Etli ekmek, fresh from the community oven
Last night in Mardin, a hilltop town not far from the Syrian border in Turkey's southeast, we dined at Cercis Murat Konağı, a restaurant occupying a lovely old stone house. The mezze platter was, in Dave's (accurate) words, 'mind-blowing' -- a selection of perhaps a dozen dips, spreads, and nibbles based on ingredients like bulgur, garbanzo beans, tahini, walnuts, and pomegranate molasses with flavors that bounced from full, round, and nutty to bitingly spicy (from crushed dried red peppers) or sharply sour.
Yet it's not the meal we'll remember most from our time here. Service varied from patronizing ('No reservation?' we were asked, disbelievingly, upon our arrival; the dining room remained 2/3 empty throughout our meal) to AWOL. The dishes that followed our mezze were unremarkable. And the bill was outrageous -- almost twice the price of a raki-fueled mezze-based dinner at one of the restaurants on Nevizade Sokak in Istanbul.
While we're very much about food, for us it's the context that makes the meal. Bad vibes -- whether from annoying fellow diners or snooty wait staff -- cancel out deliciousness. And the right company and setting can raise a humble meal to heavenly.
A table with a view: Mardin's market
Late this afternoon we had that sort of meal.
We met Yusuf on our first morning in town, at a cay evi (tea house) in Mardin's lively market. Tables were few and he took a seat at ours. We began talking about this and that, and the conversation meandered for a couple of hours.
What can we say about Yusuf? This 60-year-old gentleman is so easy to be around. He's smart and thoughtful, knowledgeable about his hometown, and has a wonderful sense of humor. He speaks slowly and clearly (a dream for someone like me, struggling to unearth Turkish buried for more than a decade) -- not as if he's speaking to a slow learner, but as if most everything he says carries some import. And it does.
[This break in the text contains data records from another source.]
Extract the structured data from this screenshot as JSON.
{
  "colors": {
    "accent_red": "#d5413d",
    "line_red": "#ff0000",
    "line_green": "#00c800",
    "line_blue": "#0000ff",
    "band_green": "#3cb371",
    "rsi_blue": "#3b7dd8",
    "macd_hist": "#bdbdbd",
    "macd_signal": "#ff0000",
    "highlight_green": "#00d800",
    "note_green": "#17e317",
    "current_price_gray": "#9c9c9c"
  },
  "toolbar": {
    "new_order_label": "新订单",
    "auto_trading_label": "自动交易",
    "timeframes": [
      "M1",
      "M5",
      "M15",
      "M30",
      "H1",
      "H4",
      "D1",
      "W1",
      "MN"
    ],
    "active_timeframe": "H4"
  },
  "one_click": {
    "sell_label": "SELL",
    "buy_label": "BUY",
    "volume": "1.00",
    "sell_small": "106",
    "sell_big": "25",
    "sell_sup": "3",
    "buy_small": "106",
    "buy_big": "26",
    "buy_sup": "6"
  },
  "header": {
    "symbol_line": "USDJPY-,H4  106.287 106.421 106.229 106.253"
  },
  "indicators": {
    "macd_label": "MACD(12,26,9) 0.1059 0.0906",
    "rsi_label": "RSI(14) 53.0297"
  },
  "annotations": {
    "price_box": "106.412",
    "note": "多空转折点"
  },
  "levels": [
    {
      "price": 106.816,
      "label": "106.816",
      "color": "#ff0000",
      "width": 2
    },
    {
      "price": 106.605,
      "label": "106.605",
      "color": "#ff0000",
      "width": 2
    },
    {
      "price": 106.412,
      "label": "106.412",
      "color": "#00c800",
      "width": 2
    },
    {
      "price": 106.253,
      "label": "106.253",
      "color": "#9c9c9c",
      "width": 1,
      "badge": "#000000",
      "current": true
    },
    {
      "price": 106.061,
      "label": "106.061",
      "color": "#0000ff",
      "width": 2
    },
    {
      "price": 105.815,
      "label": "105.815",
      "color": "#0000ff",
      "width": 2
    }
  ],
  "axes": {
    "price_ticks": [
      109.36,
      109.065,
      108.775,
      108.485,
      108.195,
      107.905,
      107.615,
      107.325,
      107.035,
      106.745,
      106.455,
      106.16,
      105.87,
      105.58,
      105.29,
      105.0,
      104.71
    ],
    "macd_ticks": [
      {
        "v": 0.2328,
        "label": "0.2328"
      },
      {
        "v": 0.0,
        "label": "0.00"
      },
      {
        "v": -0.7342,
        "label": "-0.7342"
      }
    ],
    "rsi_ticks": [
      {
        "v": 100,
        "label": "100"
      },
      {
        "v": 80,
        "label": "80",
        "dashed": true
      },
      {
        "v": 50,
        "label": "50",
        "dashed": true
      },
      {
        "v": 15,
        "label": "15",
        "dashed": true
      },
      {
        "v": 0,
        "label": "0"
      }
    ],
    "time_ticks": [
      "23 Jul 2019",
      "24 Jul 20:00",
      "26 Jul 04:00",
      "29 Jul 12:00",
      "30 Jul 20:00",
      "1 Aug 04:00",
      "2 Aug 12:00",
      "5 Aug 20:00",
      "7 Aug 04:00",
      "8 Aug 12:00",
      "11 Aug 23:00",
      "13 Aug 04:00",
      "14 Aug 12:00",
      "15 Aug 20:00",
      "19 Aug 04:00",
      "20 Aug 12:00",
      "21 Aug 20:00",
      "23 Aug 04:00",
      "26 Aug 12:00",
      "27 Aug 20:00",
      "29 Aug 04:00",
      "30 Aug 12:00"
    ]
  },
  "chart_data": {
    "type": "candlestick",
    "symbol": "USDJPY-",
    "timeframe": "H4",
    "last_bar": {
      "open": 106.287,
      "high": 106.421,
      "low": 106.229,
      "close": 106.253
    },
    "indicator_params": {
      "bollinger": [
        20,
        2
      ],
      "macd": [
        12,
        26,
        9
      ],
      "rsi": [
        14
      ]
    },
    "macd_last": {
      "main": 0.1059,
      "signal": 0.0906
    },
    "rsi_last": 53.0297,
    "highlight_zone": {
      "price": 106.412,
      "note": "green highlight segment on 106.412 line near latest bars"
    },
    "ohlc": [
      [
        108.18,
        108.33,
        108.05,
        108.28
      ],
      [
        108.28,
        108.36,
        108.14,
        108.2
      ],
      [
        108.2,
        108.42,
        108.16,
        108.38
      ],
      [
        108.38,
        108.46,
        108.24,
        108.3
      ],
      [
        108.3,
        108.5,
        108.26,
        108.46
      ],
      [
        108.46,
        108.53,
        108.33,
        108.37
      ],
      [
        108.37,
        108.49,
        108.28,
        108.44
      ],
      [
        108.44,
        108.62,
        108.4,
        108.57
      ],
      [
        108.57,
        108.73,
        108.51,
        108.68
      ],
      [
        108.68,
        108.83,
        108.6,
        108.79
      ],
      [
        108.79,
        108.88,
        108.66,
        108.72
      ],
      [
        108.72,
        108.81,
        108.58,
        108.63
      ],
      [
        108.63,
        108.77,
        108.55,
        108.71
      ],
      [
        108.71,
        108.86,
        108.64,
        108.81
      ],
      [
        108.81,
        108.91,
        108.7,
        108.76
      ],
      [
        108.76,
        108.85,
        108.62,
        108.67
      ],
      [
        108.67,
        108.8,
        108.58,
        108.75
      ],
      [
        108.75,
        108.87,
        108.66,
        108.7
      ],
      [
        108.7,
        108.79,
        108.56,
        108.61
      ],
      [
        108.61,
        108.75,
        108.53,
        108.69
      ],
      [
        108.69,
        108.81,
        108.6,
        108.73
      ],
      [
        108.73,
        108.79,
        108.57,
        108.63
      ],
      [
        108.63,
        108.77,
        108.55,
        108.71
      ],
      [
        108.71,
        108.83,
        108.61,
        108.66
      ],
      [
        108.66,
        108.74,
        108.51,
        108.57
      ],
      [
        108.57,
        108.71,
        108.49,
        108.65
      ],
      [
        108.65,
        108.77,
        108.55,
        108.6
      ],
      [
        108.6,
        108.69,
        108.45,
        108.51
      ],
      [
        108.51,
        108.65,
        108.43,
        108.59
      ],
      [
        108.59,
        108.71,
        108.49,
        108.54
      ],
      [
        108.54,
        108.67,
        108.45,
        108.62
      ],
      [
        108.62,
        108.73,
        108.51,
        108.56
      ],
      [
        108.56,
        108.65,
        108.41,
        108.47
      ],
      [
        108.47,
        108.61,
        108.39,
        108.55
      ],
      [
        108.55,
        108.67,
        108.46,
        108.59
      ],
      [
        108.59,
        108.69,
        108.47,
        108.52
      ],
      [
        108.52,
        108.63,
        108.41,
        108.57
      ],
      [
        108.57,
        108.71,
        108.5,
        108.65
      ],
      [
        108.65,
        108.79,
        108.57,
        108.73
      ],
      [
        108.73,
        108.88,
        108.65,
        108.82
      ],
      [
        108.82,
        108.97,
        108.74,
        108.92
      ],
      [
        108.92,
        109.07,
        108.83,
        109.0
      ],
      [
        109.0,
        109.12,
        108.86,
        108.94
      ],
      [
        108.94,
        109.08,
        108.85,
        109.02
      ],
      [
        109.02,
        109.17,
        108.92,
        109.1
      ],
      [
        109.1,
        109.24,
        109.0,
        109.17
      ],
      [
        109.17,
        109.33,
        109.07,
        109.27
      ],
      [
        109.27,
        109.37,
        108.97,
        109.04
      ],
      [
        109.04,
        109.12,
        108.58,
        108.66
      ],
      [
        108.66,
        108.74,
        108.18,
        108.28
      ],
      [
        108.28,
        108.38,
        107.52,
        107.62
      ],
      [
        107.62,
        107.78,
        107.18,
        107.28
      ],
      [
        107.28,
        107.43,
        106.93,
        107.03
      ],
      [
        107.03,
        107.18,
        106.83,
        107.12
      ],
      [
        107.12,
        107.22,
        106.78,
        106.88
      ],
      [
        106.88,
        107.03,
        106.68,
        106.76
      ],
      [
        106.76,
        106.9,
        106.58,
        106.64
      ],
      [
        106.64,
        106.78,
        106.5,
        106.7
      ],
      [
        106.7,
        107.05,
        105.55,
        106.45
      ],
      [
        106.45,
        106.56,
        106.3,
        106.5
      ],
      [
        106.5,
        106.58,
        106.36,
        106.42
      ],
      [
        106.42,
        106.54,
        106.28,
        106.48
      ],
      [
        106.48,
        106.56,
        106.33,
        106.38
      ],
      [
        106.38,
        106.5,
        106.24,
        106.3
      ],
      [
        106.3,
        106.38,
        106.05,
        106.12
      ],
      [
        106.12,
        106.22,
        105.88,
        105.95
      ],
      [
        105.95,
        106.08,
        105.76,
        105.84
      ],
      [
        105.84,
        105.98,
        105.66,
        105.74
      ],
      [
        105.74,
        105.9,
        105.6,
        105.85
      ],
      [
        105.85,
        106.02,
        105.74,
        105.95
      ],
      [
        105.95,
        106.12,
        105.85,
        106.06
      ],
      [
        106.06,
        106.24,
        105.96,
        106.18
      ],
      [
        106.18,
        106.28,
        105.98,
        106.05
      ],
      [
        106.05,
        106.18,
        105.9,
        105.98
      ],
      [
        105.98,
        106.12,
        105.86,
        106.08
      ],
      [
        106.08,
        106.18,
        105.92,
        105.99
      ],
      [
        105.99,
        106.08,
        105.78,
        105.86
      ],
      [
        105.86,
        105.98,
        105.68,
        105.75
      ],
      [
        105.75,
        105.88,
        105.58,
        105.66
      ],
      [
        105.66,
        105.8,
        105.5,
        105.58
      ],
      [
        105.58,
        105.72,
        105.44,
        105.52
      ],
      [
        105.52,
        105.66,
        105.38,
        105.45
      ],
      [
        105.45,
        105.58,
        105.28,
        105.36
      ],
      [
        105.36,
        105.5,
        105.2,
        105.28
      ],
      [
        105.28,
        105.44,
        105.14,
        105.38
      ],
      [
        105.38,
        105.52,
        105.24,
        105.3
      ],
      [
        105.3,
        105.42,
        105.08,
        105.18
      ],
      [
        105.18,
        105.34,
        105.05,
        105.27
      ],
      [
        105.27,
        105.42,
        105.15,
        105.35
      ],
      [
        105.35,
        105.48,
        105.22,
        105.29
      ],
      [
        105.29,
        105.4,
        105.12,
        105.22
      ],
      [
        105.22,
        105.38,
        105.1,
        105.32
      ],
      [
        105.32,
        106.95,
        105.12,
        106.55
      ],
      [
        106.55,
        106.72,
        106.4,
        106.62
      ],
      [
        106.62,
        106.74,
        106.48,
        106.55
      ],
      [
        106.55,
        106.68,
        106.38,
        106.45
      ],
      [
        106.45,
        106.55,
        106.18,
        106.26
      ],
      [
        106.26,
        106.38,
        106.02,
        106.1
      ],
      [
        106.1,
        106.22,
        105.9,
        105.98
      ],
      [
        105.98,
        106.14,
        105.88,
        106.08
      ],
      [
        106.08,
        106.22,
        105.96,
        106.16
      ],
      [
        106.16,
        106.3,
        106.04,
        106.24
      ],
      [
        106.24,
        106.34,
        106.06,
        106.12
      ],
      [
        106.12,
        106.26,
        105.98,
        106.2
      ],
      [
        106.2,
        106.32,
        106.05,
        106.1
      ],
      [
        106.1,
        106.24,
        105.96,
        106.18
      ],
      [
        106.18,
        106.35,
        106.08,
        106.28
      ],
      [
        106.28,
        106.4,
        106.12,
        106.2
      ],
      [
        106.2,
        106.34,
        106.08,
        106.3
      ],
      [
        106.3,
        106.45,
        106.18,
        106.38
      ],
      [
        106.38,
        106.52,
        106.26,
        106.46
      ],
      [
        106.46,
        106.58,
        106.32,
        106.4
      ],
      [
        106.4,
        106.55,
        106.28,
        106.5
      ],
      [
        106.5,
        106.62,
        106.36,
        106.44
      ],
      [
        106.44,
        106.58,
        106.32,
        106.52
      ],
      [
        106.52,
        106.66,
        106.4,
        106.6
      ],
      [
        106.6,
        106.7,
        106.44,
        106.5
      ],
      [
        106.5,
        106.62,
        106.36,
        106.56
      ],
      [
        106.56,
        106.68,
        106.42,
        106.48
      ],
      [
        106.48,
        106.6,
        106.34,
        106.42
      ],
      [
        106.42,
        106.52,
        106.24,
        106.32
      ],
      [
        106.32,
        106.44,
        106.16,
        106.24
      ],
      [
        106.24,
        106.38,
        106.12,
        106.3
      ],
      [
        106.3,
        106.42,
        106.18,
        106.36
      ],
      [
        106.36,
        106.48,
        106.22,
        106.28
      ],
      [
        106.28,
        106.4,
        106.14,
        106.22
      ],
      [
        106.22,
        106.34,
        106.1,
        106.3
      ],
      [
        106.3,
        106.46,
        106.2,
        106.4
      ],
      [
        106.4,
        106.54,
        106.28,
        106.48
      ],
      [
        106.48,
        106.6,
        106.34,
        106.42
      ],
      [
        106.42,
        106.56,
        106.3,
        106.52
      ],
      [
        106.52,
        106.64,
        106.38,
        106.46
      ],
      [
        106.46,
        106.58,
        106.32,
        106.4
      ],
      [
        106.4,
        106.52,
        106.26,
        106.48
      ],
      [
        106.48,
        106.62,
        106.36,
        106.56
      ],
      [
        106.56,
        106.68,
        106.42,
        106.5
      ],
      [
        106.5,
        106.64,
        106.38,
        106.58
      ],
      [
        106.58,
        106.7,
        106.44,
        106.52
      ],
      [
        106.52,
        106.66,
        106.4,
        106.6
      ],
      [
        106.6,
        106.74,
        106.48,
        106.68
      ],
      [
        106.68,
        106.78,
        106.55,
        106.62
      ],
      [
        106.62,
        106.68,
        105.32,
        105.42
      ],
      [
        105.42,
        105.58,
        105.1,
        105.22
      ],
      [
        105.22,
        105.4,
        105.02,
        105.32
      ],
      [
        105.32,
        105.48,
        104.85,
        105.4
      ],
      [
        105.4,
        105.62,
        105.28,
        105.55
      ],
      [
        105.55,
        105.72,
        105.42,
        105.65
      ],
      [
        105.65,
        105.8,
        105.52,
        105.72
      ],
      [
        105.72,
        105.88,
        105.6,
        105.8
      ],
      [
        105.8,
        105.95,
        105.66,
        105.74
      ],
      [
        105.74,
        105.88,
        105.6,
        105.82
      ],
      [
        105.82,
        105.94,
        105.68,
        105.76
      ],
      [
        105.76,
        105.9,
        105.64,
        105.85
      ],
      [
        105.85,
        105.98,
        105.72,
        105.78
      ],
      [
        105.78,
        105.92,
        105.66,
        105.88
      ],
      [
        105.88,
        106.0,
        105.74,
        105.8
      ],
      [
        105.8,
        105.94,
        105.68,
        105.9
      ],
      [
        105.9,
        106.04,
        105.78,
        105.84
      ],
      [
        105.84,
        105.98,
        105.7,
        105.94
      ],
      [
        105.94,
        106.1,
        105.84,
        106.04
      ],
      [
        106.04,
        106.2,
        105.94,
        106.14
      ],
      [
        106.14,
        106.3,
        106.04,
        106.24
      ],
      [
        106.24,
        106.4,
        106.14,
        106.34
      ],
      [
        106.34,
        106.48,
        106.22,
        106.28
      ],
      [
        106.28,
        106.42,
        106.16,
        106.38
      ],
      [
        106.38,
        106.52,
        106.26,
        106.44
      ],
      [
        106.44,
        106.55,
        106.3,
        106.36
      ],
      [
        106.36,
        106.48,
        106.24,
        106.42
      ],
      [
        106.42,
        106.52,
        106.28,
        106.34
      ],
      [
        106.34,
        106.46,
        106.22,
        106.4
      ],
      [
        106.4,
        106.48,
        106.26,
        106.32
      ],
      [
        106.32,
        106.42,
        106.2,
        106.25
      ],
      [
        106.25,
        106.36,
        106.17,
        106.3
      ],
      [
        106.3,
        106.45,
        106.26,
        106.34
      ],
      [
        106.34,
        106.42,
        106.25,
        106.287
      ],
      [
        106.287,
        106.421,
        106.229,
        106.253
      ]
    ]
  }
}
This morning we met again at the tea house. He offered to show us an often overlooked local site and we took him up ib it. Afterwards he invited us to meet him at his shop in the market later for etli ekmek.
Yusuf, like most everyone in town, has his etli ekmek baked at a community fırın or oven -- usually the wood-fired contraption anchoring the local pide shop. Few homes have their own ovens and even if they do summer temperatures (above 90F these days) discourage their use.
It works like this:
Yusuf purchases 1/2 a kilo of lamb. He takes it home, minces it with pul biber (dried red pepper), salt, and a mystery spice (kamun -- translations welcome), then drops it off at the pide shop. There, they knead the meat into an equal weight of pide dough, form the result into 4 thin dough ovals, and pop them into the oven for 10 minutes.
Yusuf pays the pide shop 1 US dollar for the dough and the oven time. (If he were having something like güveç -- a sort of meat stew -- baked in the fırın it would cost perhaps U$ 1.30, to cover the 3 to 4-hour baking time.)
We arrived at Yusuf's shop at 4:30. The etli ekmek came out of the oven at 5 and were delivered to us within 5 minutes. The ekmek was fantastically delicious, meaty but not overwhelmingly so, a bit spicy, and with a texture reminiscent of a freshly baked cookie: crispy on the outside, soft and chewy within.
With the bread we ate cacik (chopped cucumbers mixed with yogurt), and then finished the meal with glasses of tea (delivered from the tea house) and juicy fres cherries.
While we ate, perched on stools at the entrance to Yusuf's shop, we talked about Islam and Christianity, the quality of lamb in Turkey and the preponderance of rice in Asia, pork ('Do you eat it? What does it taste like?' Yusuf asked), languages and America, marriage and children, kismet (fate), the evil eye, shoes (Yusuf sells them), and Ataturk.
'This is just everyday food,' Yusuf told us. Yet from our time in Mardin, this is the meal we'll most remember.